About
PETER HO DAVIES is the author of the novels A Lie Someone Told You About Yourself (2021), The Fortunes (2016) and The Welsh Girl (2007) as well as the story collections The Ugliest House in the World (1997) and Equal Love (2000), and a work of non-fiction, The Art of Revision: The Last Word (2021). His work has appeared in Harpers, The Atlantic Monthly, The Paris Review, The Washington Post, New York Times and TLS, among others, and his short fiction has been widely anthologized, including selections for Prize Stories: The O. Henry Awards 1998 and Best American Short Stories 1995, 96 and 2001. In 2003 Granta magazine named him among its twenty "Best of Young British Novelists", and in 2008 he received the PEN/Malamud award for excellence in the short story. The Ugliest House in the World was awarded the John Llewelyn Rhys and PEN/Macmillan Prizes in the UK; Equal Love, a New York Times Notable Book of the Year was a finalist for the 2000 Los Angeles Times Book Prize, and the 2001 Asian American Literary Award. The Welsh Girl was long-listed for the Booker Prize, and the IMPAC award, and short-listed for The British Book Award Best Read of the Year. The Fortunes was a New York Times Notable Book of the Year, winner of the Anisfield-Wolf Award and Chautauqua Prize, and a finalist for the Dayton Literary Peace Prize. A Lie Someone Told You About Yourself was a New York Times Notable Book and long-listed for the Aspen Words Literary Prize. Davies is a recipient of fellowships from the Guggenheim Foundation, the National Endowment for the Arts (twice) and the Fine Arts Work Center in Provincetown. He has previously taught at the University of Oregon, Emory University and Northwestern University.
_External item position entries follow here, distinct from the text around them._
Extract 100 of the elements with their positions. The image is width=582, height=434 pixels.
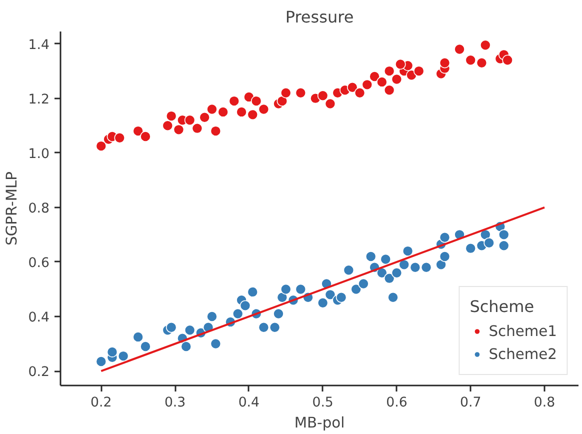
y-tick-label: 0.4 bbox=[28, 310, 50, 326]
point bbox=[280, 284, 292, 295]
point bbox=[206, 104, 218, 115]
point bbox=[199, 112, 210, 123]
point bbox=[96, 356, 107, 367]
point bbox=[498, 229, 510, 240]
point bbox=[380, 254, 392, 265]
point bbox=[236, 106, 247, 118]
point bbox=[184, 114, 196, 126]
x-tick-label: 0.6 bbox=[386, 396, 408, 410]
x-tick-label: 0.3 bbox=[164, 396, 186, 410]
point bbox=[140, 341, 151, 352]
point bbox=[210, 126, 222, 136]
y-tick-label: 1.2 bbox=[28, 92, 50, 108]
point bbox=[166, 110, 177, 122]
point bbox=[317, 90, 328, 101]
point bbox=[280, 87, 292, 98]
x-axis-title: MB-pol bbox=[294, 414, 345, 432]
point bbox=[132, 126, 144, 136]
point bbox=[454, 44, 465, 55]
point bbox=[184, 324, 196, 336]
point bbox=[502, 54, 513, 66]
point bbox=[192, 122, 203, 134]
point bbox=[206, 311, 218, 322]
point bbox=[240, 300, 251, 311]
point bbox=[362, 79, 373, 90]
chart-title: Pressure bbox=[285, 8, 354, 26]
point bbox=[162, 120, 174, 131]
point bbox=[410, 262, 421, 273]
point bbox=[384, 66, 395, 76]
point bbox=[106, 346, 118, 358]
point bbox=[228, 96, 240, 106]
point bbox=[365, 251, 376, 262]
x-tick-label: 0.4 bbox=[238, 396, 260, 410]
x-tick-label: 0.7 bbox=[460, 396, 482, 410]
y-tick-label: 0.8 bbox=[28, 201, 50, 216]
point bbox=[247, 109, 258, 120]
point bbox=[376, 76, 388, 88]
y-axis-title: SGPR-MLP bbox=[3, 171, 20, 246]
point bbox=[484, 237, 494, 248]
point bbox=[436, 259, 446, 270]
point bbox=[247, 286, 258, 298]
x-tick-label: 0.5 bbox=[312, 396, 334, 410]
point bbox=[369, 71, 380, 82]
x-tick-label: 0.8 bbox=[534, 396, 556, 410]
point bbox=[346, 82, 358, 93]
point bbox=[398, 259, 410, 270]
point bbox=[210, 338, 222, 350]
y-tick-label: 0.2 bbox=[28, 365, 50, 380]
legend-title: Scheme bbox=[470, 297, 536, 316]
point bbox=[336, 292, 347, 303]
point bbox=[250, 96, 262, 106]
point bbox=[384, 84, 395, 96]
point bbox=[273, 308, 284, 320]
point bbox=[354, 87, 366, 98]
point bbox=[350, 284, 362, 295]
point bbox=[395, 58, 406, 70]
point bbox=[391, 74, 402, 85]
point bbox=[324, 98, 336, 110]
point bbox=[140, 131, 151, 142]
legend-label: Scheme2 bbox=[488, 346, 557, 362]
point bbox=[317, 297, 328, 308]
point bbox=[384, 272, 395, 284]
point bbox=[166, 322, 177, 333]
point bbox=[413, 66, 424, 76]
point bbox=[402, 246, 414, 256]
y-tick-label: 1.4 bbox=[28, 38, 50, 53]
point bbox=[343, 264, 354, 276]
x-tick-label: 0.2 bbox=[90, 396, 112, 410]
point bbox=[132, 332, 144, 342]
point bbox=[118, 350, 129, 362]
point bbox=[420, 262, 432, 273]
point bbox=[391, 267, 402, 278]
point bbox=[114, 132, 126, 144]
point bbox=[388, 292, 398, 303]
point bbox=[439, 251, 450, 262]
point bbox=[173, 124, 184, 136]
point bbox=[439, 57, 450, 68]
point bbox=[258, 322, 270, 333]
y-tick-label: 1.0 bbox=[28, 146, 50, 162]
point bbox=[439, 232, 450, 243]
point bbox=[258, 104, 270, 115]
point bbox=[476, 57, 488, 68]
point bbox=[295, 87, 306, 98]
legend-label: Scheme1 bbox=[488, 322, 557, 340]
point bbox=[465, 242, 476, 254]
point bbox=[269, 322, 280, 333]
point bbox=[358, 278, 369, 290]
point bbox=[465, 54, 476, 66]
point bbox=[180, 341, 192, 352]
point bbox=[218, 106, 228, 118]
point bbox=[276, 292, 288, 303]
point bbox=[295, 284, 306, 295]
y-tick-label: 0.6 bbox=[28, 256, 50, 271]
point bbox=[324, 289, 336, 300]
point bbox=[96, 140, 107, 152]
point bbox=[276, 96, 288, 106]
point bbox=[498, 240, 510, 251]
point bbox=[232, 308, 244, 320]
point bbox=[480, 40, 491, 51]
Peter Ho Davies on the Workshop
My guiding approach in workshop is to try to first consider the aims of any story under discussion and then determine its strengths and weaknesses in light of those aims. I believe as writers we often learn as much from what we do well as what we do badly (and are often as unsure of both) so my classes focus on both problems and successes in the stories examined.
An Excerpt from Peter Ho Davies from THE NEXT LIFE
The mourners were playing poker around the rosewood table the night before his father's funeral, and Lim was winning. They had begun the game to help themselves stay awake during the vigil. Pang had produced the new deck from a pocket of his white mourning suit and asked Lim's permission earlier in the evening. "It'll amuse the ghost," he said, indicating the casket. "Being able to see all our cards." Now it was almost dawn and Lim had been winning for an hour or more. It was uncomfortable. Where before they had talked softly among themselves now they played in silence. Lim wished he could get up and leave, but it seemed improper to end the game ahead. Every time he told himself to fold he would look at his cards and find a pair of aces, a wild card, four cards to a flush, something too good to turn down. He bet heavily on mediocre hands, hoping to have his bluff called, but the others were afraid of his good fortune now. When one of them did stay in, Lim made a hand with his last card and still took the pot. He fanned his cards to study them and thought of the coffin over his shoulder.